Viviamo in un’epoca che ci chiede continuamente di aggiungere.
Più competenze, più nozioni, più informazioni. È la legge non scritta del nostro tempo: accumulare per restare a galla.
Eppure la mente non è un hard disk illimitato. È più simile a una stanza: se continuiamo a riempirla di oggetti senza mai fare ordine, lo spazio diventa impraticabile. La psicologia cognitiva lo aveva già spiegato con la teoria della memoria di lavoro: possiamo trattenere in media 7 elementi alla volta (Miller, 1956). E mentre accumuliamo, perdiamo chiarezza.
Oggi un adulto medio elabora circa 34 GB di informazioni al giorno (Università di San Diego). Numeri che raccontano un paradosso: più siamo informati, meno siamo lucidi.
Non basta parlare di benessere o wellbeing se non impariamo a fare spazio. Perché non sono i nuovi contenuti a salvarci, ma la capacità di togliere quelli inutili. Il decluttering cognitivo diventa allora una forma di igiene mentale: selezionare, alleggerire, ridurre il rumore.
Il superfluo non è solo materiale. È l’eccesso di notifiche che ci interrompe, le notizie ansiogene che si sedimentano, le emozioni non elaborate che tornano a bussare quando non ce lo aspettiamo. Sono relitti mentali che pesano e rallentano.
La psicologia positiva ci ricorda che non si tratta di negare, ma di ampliare lo sguardo. Togliere il superfluo significa lasciare spazio a emozioni e pensieri che nutrono davvero. È un lavoro di selezione, ma anche di consapevolezza: non tutte le informazioni meritano di restare, non tutte le parole devono diventare nostre.

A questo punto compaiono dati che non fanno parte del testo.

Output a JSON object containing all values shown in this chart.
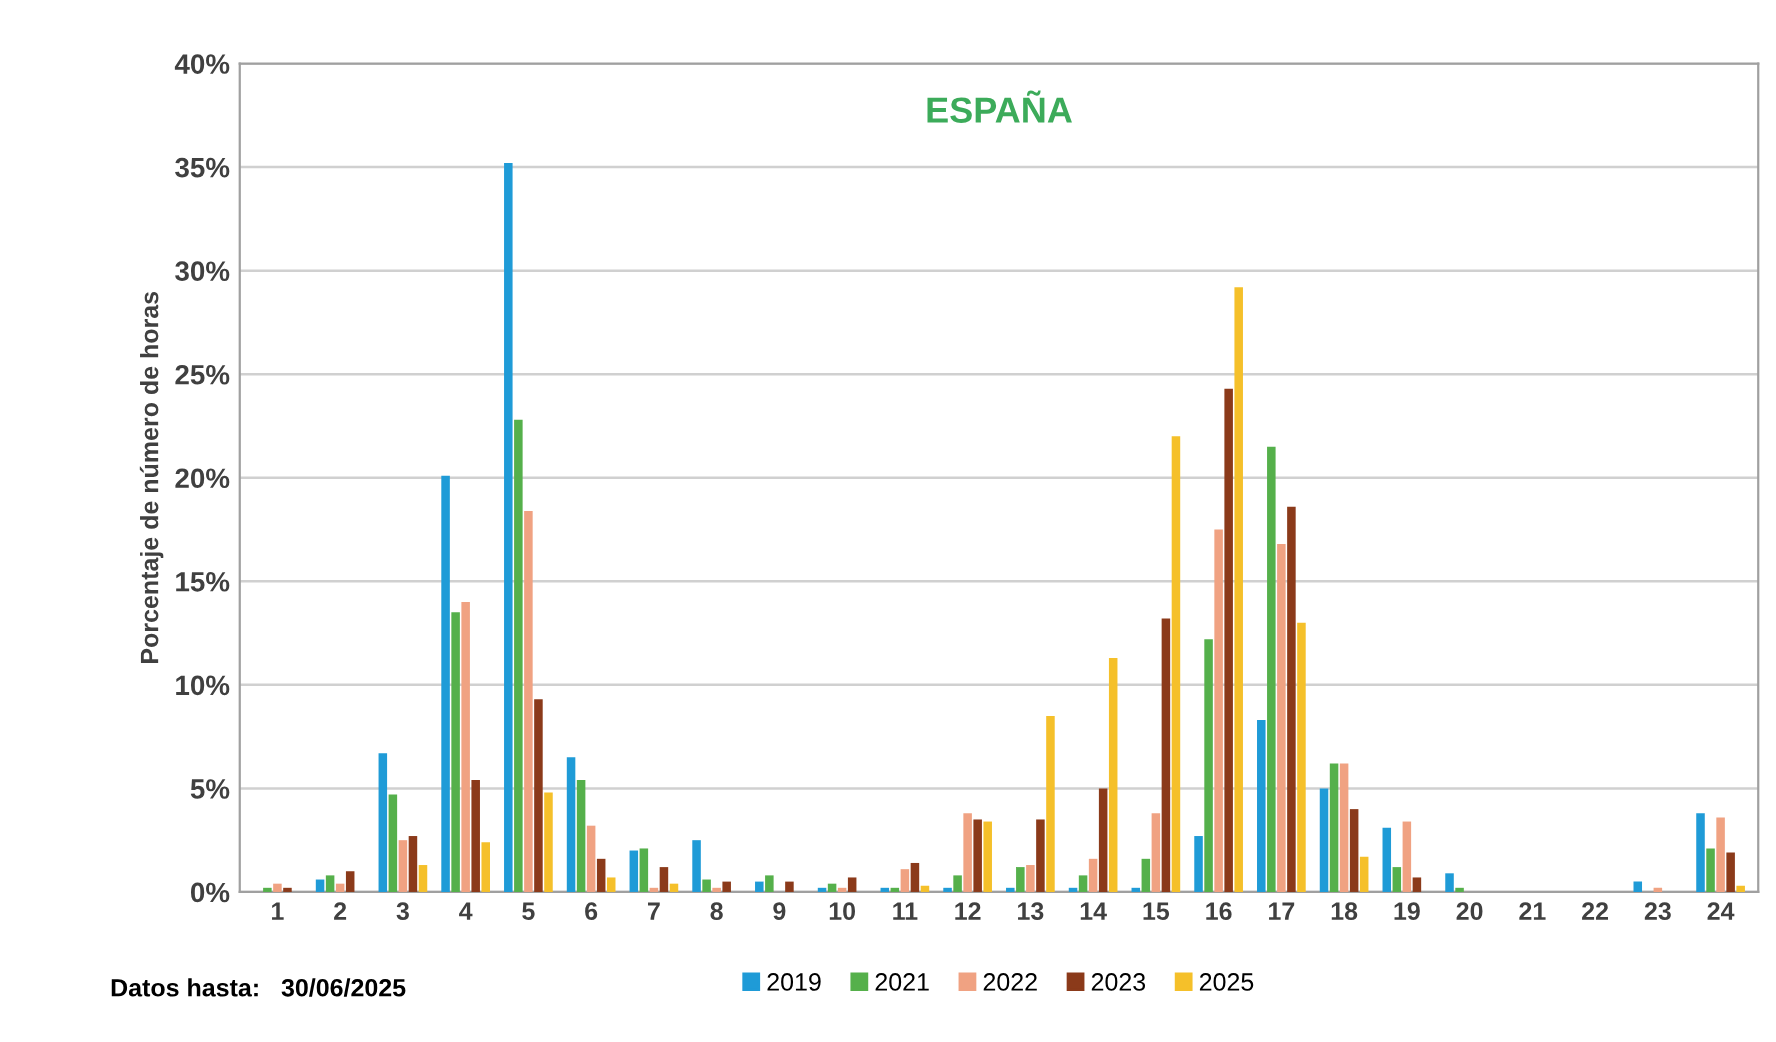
{
  "chart_data": {
    "type": "bar",
    "title": "ESPAÑA",
    "ylabel": "Porcentaje de número de horas",
    "categories": [
      "1",
      "2",
      "3",
      "4",
      "5",
      "6",
      "7",
      "8",
      "9",
      "10",
      "11",
      "12",
      "13",
      "14",
      "15",
      "16",
      "17",
      "18",
      "19",
      "20",
      "21",
      "22",
      "23",
      "24"
    ],
    "series": [
      {
        "name": "2019",
        "color": "#1f9bd7",
        "values": [
          0,
          0.6,
          6.7,
          20.1,
          35.2,
          6.5,
          2.0,
          2.5,
          0.5,
          0.2,
          0.2,
          0.2,
          0.2,
          0.2,
          0.2,
          2.7,
          8.3,
          5.0,
          3.1,
          0.9,
          0,
          0,
          0.5,
          3.8
        ]
      },
      {
        "name": "2021",
        "color": "#55b04b",
        "values": [
          0.2,
          0.8,
          4.7,
          13.5,
          22.8,
          5.4,
          2.1,
          0.6,
          0.8,
          0.4,
          0.2,
          0.8,
          1.2,
          0.8,
          1.6,
          12.2,
          21.5,
          6.2,
          1.2,
          0.2,
          0,
          0,
          0,
          2.1
        ]
      },
      {
        "name": "2022",
        "color": "#f0a282",
        "values": [
          0.4,
          0.4,
          2.5,
          14.0,
          18.4,
          3.2,
          0.2,
          0.2,
          0,
          0.2,
          1.1,
          3.8,
          1.3,
          1.6,
          3.8,
          17.5,
          16.8,
          6.2,
          3.4,
          0,
          0,
          0,
          0.2,
          3.6
        ]
      },
      {
        "name": "2023",
        "color": "#8b3a1a",
        "values": [
          0.2,
          1.0,
          2.7,
          5.4,
          9.3,
          1.6,
          1.2,
          0.5,
          0.5,
          0.7,
          1.4,
          3.5,
          3.5,
          5.0,
          13.2,
          24.3,
          18.6,
          4.0,
          0.7,
          0,
          0,
          0,
          0,
          1.9
        ]
      },
      {
        "name": "2025",
        "color": "#f5c02a",
        "values": [
          0,
          0,
          1.3,
          2.4,
          4.8,
          0.7,
          0.4,
          0,
          0,
          0,
          0.3,
          3.4,
          8.5,
          11.3,
          22.0,
          29.2,
          13.0,
          1.7,
          0,
          0,
          0,
          0,
          0,
          0.3
        ]
      }
    ],
    "ylim": [
      0,
      40
    ],
    "yticks": [
      {
        "value": 0,
        "label": "0%"
      },
      {
        "value": 5,
        "label": "5%"
      },
      {
        "value": 10,
        "label": "10%"
      },
      {
        "value": 15,
        "label": "15%"
      },
      {
        "value": 20,
        "label": "20%"
      },
      {
        "value": 25,
        "label": "25%"
      },
      {
        "value": 30,
        "label": "30%"
      },
      {
        "value": 35,
        "label": "35%"
      },
      {
        "value": 40,
        "label": "40%"
      }
    ],
    "grid": "y",
    "legend": "bottom",
    "annotations": [
      "Datos hasta:   30/06/2025"
    ]
  }
}
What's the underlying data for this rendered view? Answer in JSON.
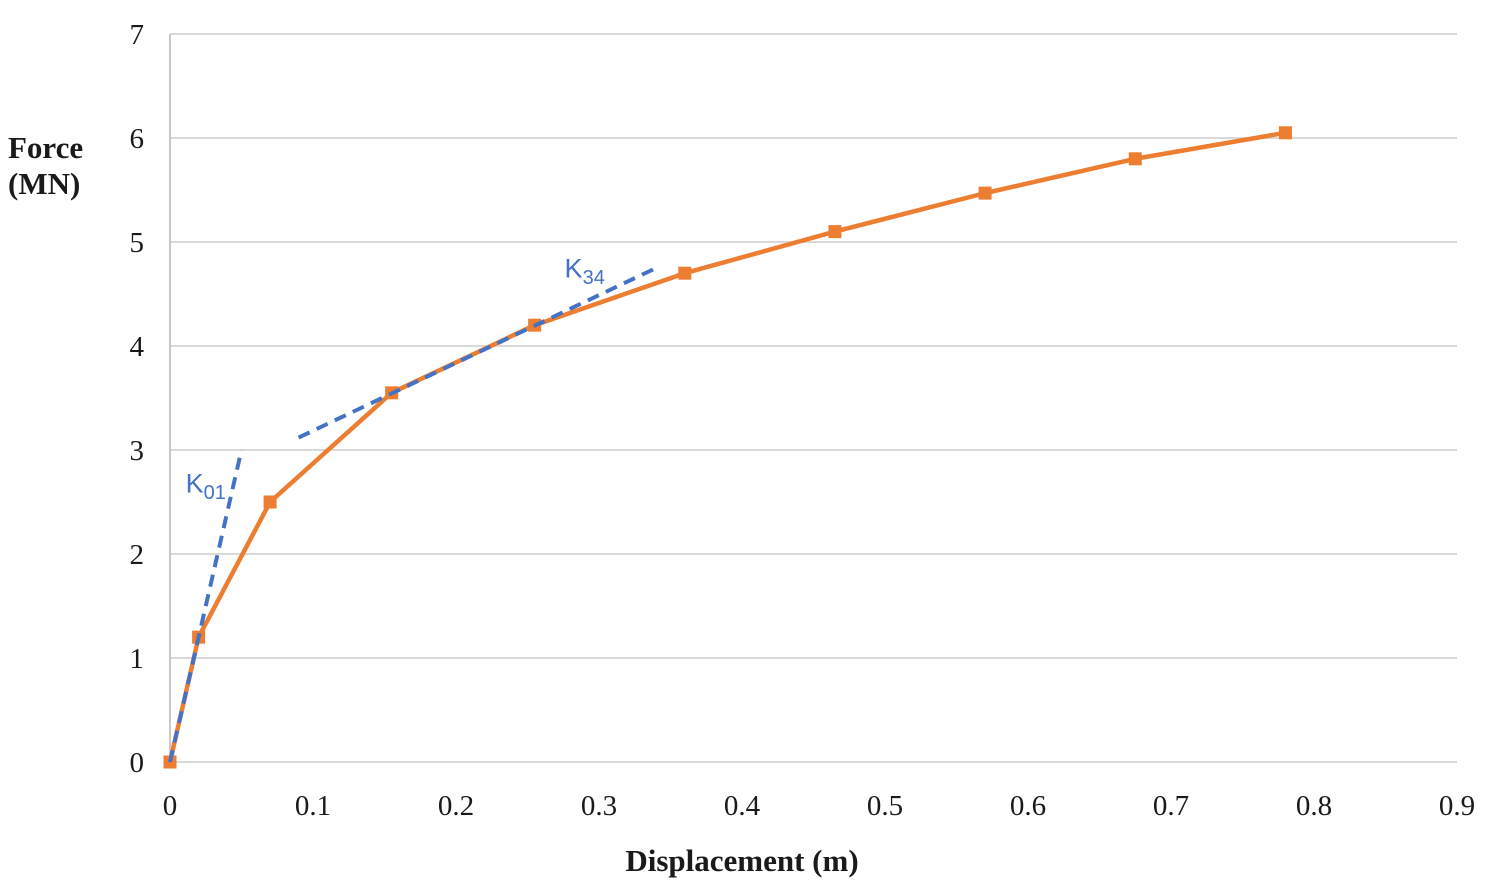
{
  "chart_data": {
    "type": "line",
    "title": "",
    "xlabel": "Displacement (m)",
    "ylabel": "Force\n(MN)",
    "xlim": [
      0,
      0.9
    ],
    "ylim": [
      0,
      7
    ],
    "x_tick_labels": [
      "0",
      "0.1",
      "0.2",
      "0.3",
      "0.4",
      "0.5",
      "0.6",
      "0.7",
      "0.8",
      "0.9"
    ],
    "x_tick_values": [
      0,
      0.1,
      0.2,
      0.3,
      0.4,
      0.5,
      0.6,
      0.7,
      0.8,
      0.9
    ],
    "y_tick_labels": [
      "0",
      "1",
      "2",
      "3",
      "4",
      "5",
      "6",
      "7"
    ],
    "y_tick_values": [
      0,
      1,
      2,
      3,
      4,
      5,
      6,
      7
    ],
    "grid": "horizontal",
    "legend": "none",
    "series": [
      {
        "name": "force-displacement-curve",
        "color": "#ED7D31",
        "line_style": "solid",
        "marker": "square",
        "points": [
          [
            0,
            0
          ],
          [
            0.02,
            1.2
          ],
          [
            0.07,
            2.5
          ],
          [
            0.155,
            3.55
          ],
          [
            0.255,
            4.2
          ],
          [
            0.36,
            4.7
          ],
          [
            0.465,
            5.1
          ],
          [
            0.57,
            5.47
          ],
          [
            0.675,
            5.8
          ],
          [
            0.78,
            6.05
          ]
        ]
      },
      {
        "name": "k01-tangent-line",
        "color": "#4472C4",
        "line_style": "dashed",
        "marker": "none",
        "points": [
          [
            0,
            0
          ],
          [
            0.05,
            3.0
          ]
        ]
      },
      {
        "name": "k34-tangent-line",
        "color": "#4472C4",
        "line_style": "dashed",
        "marker": "none",
        "points": [
          [
            0.09,
            3.12
          ],
          [
            0.34,
            4.75
          ]
        ]
      }
    ],
    "annotations": [
      {
        "id": "k01-label",
        "text": "K",
        "sub": "01",
        "x": 0.025,
        "y": 2.67,
        "color": "#4472C4"
      },
      {
        "id": "k34-label",
        "text": "K",
        "sub": "34",
        "x": 0.29,
        "y": 4.74,
        "color": "#4472C4"
      }
    ],
    "colors": {
      "gridline": "#D9D9D9",
      "axis_line": "#C9C9C9",
      "tick_text": "#1a1a1a"
    }
  }
}
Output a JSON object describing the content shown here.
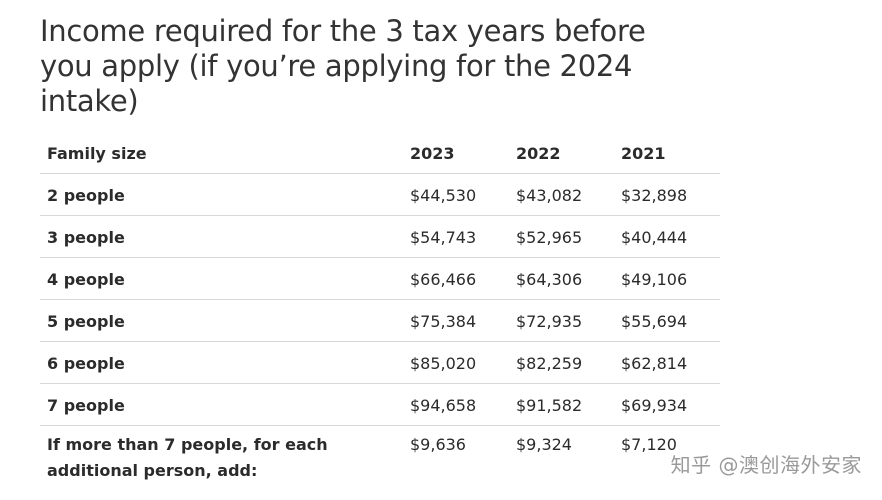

Decluttering cognitivo significa domandarsi: mi serve davvero?, imparare a scrivere ciò che vogliamo lasciare andare, ridurre la dipendenza digitale e praticare defusione cognitiva nelle relazioni. Sono gesti piccoli, ma capaci di trasformare la qualità delle giornate.
Forse il segreto per apprendere non è aggiungere altro, ma imparare a togliere.
Come in un giardino: solo eliminando le erbacce possiamo permettere ai fiori di crescere.